There’s a very physical, down-to-earth tone about our readings today. Naaman has to travel, has to bathe in river water, to get his promised healing. And not just any river, this river, in this land, to be healed by this God. Naaman is so impressed that in the verses following he carts back two donkey loads of this earth so he can have somewhere special to pray. His own corner of a foreign land.
The story is about locality. About the special-ness of places and times. About rituals and ways of doing things. And about easy answers to hard questions.
The moral of Naaman’s story—and Jesus’s too—is that we should take God where find her, enjoy God where he finds us. And not go looking for God in all the wrong places—or worse turn down the God we do meet because somehow the encounter has been too easy. There’s a streak in us that likes our religion tough and our God to play hard to get. But the God we get today is easy, here with us, under our noses.
March 16th, 2004
‘To us, Lord, the look of shame belongs …because we have sinned against you’. The look of shame is probably all too well known to us. Who among us is ignorant of failure and falsehood and the fear of being found out? The look of shame we know too well and the God who is great and to be feared. But shame can be cosy in its own way, an escape from life and love and risk and generosity.

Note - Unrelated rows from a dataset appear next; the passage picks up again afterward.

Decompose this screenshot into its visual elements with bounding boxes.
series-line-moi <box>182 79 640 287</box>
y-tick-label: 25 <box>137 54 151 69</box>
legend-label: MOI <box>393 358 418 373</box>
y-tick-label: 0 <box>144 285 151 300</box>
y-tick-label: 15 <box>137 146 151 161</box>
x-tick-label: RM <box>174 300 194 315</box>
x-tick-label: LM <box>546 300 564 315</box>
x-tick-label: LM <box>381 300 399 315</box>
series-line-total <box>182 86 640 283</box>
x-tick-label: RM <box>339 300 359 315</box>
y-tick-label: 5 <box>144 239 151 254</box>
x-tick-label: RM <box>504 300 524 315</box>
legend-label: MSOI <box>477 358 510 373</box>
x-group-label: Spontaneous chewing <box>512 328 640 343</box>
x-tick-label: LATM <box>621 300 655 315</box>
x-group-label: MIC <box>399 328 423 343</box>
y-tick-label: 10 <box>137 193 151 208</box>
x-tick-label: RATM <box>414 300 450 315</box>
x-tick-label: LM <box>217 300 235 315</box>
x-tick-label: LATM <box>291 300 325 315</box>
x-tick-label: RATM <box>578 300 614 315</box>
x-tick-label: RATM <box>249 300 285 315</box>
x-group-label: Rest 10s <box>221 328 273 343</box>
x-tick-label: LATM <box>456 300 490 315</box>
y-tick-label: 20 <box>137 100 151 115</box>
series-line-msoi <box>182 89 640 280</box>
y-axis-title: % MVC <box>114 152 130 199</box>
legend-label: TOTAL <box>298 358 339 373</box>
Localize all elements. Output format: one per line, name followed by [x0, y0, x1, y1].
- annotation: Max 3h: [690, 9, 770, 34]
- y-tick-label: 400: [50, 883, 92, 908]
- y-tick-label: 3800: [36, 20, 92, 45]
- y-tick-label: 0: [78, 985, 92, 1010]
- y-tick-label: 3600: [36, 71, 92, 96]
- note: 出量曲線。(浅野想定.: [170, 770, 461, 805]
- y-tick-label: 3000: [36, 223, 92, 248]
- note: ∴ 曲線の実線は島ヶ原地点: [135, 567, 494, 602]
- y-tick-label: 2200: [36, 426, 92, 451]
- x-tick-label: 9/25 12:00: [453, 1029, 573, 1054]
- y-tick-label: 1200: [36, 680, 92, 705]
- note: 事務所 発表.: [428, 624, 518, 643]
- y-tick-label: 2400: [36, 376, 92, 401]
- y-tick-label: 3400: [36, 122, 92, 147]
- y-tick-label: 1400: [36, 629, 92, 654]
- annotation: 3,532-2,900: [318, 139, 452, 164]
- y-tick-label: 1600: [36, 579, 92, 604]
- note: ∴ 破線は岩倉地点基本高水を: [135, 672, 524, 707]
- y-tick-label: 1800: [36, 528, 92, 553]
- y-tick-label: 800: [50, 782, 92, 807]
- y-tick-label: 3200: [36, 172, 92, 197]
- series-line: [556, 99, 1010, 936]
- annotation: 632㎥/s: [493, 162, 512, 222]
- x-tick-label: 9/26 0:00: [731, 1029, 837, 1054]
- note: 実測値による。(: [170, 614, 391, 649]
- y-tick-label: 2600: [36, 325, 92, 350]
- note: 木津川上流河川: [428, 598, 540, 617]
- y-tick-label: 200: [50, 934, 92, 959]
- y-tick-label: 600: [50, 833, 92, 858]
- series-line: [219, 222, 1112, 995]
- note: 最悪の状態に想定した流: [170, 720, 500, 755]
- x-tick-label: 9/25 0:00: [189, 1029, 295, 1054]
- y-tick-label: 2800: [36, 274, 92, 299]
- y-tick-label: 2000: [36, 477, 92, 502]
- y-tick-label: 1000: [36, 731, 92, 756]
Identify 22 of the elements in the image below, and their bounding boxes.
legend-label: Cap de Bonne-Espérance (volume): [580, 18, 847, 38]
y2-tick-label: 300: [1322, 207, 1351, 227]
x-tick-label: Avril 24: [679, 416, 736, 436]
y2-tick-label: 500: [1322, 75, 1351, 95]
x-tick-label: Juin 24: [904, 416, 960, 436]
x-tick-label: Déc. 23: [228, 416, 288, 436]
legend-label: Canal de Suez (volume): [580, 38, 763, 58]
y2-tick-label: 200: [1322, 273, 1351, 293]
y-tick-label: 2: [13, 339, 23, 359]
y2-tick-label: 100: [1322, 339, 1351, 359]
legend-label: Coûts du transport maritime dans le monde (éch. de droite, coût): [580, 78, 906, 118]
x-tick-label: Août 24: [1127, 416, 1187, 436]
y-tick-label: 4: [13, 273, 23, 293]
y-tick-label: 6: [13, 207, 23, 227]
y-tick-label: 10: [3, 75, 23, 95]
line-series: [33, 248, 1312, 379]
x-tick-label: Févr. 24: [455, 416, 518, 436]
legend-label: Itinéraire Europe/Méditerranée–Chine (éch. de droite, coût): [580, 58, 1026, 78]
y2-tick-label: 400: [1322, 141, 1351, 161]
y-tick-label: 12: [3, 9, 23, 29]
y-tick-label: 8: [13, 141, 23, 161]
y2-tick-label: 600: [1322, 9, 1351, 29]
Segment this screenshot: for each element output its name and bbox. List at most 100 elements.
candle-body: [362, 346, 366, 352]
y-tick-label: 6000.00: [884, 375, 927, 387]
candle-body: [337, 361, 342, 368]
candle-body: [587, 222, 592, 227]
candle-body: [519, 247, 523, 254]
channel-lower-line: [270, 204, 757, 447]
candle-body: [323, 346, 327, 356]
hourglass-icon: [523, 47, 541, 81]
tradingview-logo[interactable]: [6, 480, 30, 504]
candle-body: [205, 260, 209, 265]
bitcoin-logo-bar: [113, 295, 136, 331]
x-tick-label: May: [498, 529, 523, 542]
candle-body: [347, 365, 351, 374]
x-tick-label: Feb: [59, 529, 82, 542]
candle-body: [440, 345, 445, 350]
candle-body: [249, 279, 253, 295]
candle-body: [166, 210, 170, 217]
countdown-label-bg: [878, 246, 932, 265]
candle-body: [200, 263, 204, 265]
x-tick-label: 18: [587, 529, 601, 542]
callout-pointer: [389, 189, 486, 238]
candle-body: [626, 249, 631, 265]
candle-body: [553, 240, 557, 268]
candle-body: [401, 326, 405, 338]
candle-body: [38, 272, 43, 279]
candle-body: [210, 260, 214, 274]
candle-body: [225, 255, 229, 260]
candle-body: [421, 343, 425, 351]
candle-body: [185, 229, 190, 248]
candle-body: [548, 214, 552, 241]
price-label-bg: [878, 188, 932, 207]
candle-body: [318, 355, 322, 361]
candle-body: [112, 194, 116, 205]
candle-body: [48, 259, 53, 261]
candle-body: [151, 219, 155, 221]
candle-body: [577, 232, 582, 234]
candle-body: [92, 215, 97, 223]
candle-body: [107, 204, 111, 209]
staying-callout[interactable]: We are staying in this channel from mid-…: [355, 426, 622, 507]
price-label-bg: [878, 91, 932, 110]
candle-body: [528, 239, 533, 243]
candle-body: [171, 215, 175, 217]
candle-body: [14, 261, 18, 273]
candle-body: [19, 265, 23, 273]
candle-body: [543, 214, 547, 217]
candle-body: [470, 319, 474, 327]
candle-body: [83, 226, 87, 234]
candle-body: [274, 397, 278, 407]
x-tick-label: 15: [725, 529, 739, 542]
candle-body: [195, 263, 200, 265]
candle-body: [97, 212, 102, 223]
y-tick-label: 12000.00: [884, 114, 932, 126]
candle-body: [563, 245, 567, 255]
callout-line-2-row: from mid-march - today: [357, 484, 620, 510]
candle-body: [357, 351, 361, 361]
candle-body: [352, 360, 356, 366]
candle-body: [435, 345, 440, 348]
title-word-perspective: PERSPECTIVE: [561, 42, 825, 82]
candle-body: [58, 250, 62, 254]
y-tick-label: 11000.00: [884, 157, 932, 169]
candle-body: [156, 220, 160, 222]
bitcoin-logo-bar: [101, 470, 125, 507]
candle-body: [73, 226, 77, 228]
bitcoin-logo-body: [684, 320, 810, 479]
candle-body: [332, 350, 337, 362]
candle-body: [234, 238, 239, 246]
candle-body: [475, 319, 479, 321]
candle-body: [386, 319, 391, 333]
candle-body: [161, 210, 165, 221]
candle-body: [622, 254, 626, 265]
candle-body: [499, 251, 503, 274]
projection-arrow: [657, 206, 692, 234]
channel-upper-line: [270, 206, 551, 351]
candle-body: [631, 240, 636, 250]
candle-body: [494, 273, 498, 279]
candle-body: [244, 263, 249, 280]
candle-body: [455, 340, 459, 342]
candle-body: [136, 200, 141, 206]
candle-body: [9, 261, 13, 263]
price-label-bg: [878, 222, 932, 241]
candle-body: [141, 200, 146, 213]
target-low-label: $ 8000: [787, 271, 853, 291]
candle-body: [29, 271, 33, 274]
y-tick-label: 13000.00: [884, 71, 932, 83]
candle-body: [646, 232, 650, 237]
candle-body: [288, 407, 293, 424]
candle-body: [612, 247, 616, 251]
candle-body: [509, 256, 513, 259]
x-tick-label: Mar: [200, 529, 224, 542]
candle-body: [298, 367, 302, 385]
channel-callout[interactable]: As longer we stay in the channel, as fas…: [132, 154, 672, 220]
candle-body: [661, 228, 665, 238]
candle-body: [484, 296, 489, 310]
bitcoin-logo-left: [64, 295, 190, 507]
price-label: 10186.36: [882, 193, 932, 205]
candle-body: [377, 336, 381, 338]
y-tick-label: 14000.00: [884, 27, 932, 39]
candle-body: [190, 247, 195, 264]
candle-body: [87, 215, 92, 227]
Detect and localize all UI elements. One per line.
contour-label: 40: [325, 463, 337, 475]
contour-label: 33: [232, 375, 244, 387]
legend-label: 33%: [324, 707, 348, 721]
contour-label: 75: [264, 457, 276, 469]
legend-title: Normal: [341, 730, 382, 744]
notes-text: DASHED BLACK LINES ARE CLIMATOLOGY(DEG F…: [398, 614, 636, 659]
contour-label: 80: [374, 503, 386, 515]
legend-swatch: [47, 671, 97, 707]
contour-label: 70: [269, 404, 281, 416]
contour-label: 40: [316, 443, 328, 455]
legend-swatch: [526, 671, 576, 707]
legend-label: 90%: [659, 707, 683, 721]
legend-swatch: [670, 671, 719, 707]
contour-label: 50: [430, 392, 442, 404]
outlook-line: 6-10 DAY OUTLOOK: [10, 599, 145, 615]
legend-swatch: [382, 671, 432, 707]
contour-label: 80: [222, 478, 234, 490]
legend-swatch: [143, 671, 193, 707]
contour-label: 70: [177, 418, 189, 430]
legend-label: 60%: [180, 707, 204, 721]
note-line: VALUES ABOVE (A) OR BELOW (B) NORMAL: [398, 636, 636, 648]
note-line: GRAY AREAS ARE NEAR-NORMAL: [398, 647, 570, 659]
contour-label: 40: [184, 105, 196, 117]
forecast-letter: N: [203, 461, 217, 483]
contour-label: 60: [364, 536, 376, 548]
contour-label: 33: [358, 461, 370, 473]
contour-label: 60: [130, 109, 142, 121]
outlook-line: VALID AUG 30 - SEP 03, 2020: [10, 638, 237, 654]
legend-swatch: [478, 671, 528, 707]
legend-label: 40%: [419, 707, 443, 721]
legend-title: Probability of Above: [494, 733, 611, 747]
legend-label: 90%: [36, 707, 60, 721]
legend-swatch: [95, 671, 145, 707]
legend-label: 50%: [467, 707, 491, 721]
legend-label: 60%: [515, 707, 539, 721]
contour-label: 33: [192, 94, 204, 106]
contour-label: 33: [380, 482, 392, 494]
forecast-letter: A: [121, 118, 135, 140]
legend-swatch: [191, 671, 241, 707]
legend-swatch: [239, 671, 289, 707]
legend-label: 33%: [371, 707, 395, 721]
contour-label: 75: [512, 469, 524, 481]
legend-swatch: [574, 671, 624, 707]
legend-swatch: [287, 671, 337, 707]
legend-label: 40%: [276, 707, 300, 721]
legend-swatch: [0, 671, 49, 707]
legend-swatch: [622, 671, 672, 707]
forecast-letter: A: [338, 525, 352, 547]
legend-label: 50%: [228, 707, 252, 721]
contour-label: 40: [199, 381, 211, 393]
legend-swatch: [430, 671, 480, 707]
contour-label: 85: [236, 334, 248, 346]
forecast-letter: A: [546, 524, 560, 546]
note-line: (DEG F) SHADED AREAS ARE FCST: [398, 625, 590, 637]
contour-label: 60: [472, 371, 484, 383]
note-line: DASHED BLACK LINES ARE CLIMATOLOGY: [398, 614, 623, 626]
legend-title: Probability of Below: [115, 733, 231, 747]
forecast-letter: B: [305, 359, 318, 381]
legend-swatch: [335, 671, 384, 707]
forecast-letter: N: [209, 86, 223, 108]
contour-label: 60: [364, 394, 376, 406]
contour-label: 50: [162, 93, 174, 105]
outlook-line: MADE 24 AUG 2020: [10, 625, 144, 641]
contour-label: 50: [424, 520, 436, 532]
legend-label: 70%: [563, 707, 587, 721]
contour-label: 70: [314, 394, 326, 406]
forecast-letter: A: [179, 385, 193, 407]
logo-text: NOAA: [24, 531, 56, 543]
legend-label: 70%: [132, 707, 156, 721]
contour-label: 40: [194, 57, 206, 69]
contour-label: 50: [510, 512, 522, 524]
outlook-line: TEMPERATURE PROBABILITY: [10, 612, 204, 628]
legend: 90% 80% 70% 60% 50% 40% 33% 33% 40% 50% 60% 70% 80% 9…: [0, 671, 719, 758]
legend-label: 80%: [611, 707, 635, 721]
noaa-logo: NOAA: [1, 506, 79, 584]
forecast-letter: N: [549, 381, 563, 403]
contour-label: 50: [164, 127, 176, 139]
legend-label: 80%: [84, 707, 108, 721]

What the gospel asks of us is altogether more difficult than shame—it is compassion, compassion and pardon.
In place of the tit-for-tat of shame and fear there is for us the reciprocity of compassion given and received, mercy given and received, forgiveness given and received, and—hardest of all—generosity given and received. To give is challenging, to receive … embarrassing. Especially to receive the way we are called to receive—full measure, pressed down, shaken together, running over, great embarrassing laps-full of grace and goodness.
On retreat or off it, that’s the challenge: to be as generous in receiving as God is in giving.